C'est le cas concernant la facture Schloss n° 4 (trouvée dans le livre des factures – P/206) datée du 30 avril 1999, pour la somme de 446 277,78 NIS. Cette facture vise à fournir une couverture comptable pour la réception des marchandises, qui font l'objet de la seconde charge ; La facture commerciale Svila n° 3 du 14.10.1999, d'un montant de 2 953 548 NIS (P/470), vise à fournir une couverture comptable pour la réception des marchandises, qui fait l'objet du septième acte d'accusation ; Facture n° 164 de Lirco Fabrice (Israel Ltd.) datée du 07.12.1999, d'un montant de 143 224 NIS (P/483). Cette facture ne concerne pas une charge ou une autre, mais selon l'accusation, il s'agit d'une dissimulation comptable : « distribuer une variété d'actes frauduleux entre partenaires frauduleux, à partir de la vente des biens reçus frauduleusement. »

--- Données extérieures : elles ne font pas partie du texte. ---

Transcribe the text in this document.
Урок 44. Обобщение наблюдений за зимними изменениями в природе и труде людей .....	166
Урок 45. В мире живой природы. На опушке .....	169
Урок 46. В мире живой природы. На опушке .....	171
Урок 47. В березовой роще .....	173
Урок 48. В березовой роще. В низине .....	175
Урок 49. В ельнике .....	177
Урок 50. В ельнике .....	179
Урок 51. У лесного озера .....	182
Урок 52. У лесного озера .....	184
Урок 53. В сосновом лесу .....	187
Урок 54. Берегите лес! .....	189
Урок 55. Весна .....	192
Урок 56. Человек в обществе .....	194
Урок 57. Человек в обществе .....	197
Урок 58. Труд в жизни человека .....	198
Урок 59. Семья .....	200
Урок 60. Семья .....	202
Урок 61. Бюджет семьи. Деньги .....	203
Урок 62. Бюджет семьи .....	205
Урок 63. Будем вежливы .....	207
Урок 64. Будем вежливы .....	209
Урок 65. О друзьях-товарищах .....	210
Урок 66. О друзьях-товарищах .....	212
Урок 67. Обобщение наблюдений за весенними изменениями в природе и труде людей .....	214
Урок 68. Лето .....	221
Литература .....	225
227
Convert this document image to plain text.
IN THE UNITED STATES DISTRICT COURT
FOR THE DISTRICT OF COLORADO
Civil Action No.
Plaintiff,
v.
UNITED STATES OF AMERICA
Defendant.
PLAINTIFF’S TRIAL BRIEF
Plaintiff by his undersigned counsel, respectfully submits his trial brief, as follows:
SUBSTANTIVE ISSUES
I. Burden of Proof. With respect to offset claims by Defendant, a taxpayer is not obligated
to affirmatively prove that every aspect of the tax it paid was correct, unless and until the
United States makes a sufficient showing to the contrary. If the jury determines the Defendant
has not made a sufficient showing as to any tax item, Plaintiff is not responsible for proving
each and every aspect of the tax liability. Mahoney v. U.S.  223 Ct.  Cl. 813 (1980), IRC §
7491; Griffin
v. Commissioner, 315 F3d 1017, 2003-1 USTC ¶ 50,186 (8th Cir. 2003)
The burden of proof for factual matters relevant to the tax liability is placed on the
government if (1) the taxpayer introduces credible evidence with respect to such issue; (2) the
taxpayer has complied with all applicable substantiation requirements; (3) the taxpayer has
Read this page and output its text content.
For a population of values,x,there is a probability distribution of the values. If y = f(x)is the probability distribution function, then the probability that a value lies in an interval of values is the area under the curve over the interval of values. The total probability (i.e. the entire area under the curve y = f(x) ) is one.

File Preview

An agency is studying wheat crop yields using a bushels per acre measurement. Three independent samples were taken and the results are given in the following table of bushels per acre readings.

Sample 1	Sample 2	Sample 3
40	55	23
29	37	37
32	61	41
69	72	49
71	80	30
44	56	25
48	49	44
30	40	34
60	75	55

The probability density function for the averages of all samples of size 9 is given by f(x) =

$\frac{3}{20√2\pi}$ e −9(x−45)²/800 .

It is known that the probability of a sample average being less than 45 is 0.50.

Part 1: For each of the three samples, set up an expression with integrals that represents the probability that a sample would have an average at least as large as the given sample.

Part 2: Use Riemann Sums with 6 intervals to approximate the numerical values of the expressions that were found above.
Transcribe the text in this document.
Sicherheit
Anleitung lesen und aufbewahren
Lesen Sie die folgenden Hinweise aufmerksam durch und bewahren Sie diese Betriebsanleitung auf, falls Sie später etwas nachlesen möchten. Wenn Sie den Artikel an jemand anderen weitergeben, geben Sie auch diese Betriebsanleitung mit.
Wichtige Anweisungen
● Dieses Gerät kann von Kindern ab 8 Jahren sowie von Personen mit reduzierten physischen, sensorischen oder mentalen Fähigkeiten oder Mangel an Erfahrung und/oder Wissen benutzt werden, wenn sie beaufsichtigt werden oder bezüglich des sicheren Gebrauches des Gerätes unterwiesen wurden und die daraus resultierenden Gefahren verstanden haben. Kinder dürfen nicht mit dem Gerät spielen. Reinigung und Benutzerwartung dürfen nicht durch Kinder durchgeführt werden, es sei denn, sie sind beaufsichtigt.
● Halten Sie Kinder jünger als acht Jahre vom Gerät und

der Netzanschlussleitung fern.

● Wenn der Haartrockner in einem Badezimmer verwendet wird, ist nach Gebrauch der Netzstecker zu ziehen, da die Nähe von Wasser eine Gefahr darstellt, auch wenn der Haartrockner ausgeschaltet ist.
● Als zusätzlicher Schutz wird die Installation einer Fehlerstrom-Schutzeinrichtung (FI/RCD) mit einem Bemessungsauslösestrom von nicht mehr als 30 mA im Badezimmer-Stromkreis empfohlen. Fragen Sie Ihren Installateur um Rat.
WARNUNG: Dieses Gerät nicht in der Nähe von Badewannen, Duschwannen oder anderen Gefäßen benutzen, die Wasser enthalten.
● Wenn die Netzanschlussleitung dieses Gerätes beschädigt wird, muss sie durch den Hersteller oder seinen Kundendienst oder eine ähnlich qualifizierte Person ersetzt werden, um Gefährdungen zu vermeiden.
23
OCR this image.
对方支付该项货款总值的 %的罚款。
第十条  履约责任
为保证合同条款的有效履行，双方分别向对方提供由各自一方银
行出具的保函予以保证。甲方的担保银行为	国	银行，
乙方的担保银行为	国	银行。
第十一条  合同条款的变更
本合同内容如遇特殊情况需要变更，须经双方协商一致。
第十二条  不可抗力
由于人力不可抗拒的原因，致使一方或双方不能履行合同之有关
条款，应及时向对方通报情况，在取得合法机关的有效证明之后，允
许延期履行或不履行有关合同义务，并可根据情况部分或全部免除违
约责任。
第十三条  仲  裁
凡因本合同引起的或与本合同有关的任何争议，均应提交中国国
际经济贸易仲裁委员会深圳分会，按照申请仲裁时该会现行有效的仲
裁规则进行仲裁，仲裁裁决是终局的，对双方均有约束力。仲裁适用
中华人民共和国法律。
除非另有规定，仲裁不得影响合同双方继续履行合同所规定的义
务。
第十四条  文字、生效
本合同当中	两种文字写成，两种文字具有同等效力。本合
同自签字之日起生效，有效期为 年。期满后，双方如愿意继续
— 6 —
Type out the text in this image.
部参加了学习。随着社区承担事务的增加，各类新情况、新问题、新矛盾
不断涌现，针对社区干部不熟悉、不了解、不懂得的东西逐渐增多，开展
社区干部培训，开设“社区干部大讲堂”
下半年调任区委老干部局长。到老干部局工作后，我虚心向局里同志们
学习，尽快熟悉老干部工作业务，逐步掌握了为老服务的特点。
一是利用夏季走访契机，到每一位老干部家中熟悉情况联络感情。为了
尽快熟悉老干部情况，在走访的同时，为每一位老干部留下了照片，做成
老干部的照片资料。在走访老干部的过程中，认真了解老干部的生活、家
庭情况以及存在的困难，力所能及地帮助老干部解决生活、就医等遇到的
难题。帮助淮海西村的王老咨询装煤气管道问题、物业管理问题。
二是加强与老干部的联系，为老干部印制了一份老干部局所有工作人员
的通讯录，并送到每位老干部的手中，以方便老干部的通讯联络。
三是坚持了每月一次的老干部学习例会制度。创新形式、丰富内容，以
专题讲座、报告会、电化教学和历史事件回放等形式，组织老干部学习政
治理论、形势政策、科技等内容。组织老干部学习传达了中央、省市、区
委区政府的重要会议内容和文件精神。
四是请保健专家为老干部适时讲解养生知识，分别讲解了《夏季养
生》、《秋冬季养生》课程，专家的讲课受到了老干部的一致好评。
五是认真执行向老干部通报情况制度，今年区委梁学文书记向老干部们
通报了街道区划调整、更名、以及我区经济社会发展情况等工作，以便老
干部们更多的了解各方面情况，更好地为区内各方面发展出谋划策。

De plus, il s'agit de la facture Omega Heimlich n° 24, datée du 16 août 2000, d'un montant de 631 800 NIS (P/471), dans le but de fournir une couverture comptable pour la réception des marchandises, qui font l'objet des charges 4 et 5.
L'accusation souhaite également ajouter la facture (P/472) à la somme de 66 100 NIS découverte à l'accusation avant la préparation du contre-interrogatoire du prévenu 4, et il a été averti depuis la barre des témoins de se défendre contre cette demande.
Le ministère public affirme que ces factures ont été déduites de la taxe transactionnelle, dans les rapports de TVA de l'OPCI, ce qui est prouvé par un examen des cartes comptables de l'OPCI pour les années 1999 (P/394) et 2000 (P/393), ainsi que dans les déclarations du défendeur 4 et son témoignage au tribunal.
L'accusation soutient en outre que le prévenu 4 a reçu les factures fictives du prévenu 1, et que, par conséquent, les deux prévenus doivent être considérés comme des complices complets dans la commission des infractions.
L'argument principal de la défense du défendeur 1 est, comme on le rappelle, qu'il n'est pas lié aux sociétés ayant émis les factures, telles que Schloss et Sevilla, et qu'il n'est donc pas responsable de la commission des infractions qui lui sont attribuées, dans le cadre de cette mise en accusation. Quoi qu'il en soit, on affirme que les factures reflètent une transaction réelle et ne doivent pas être considérées comme des factures fictives.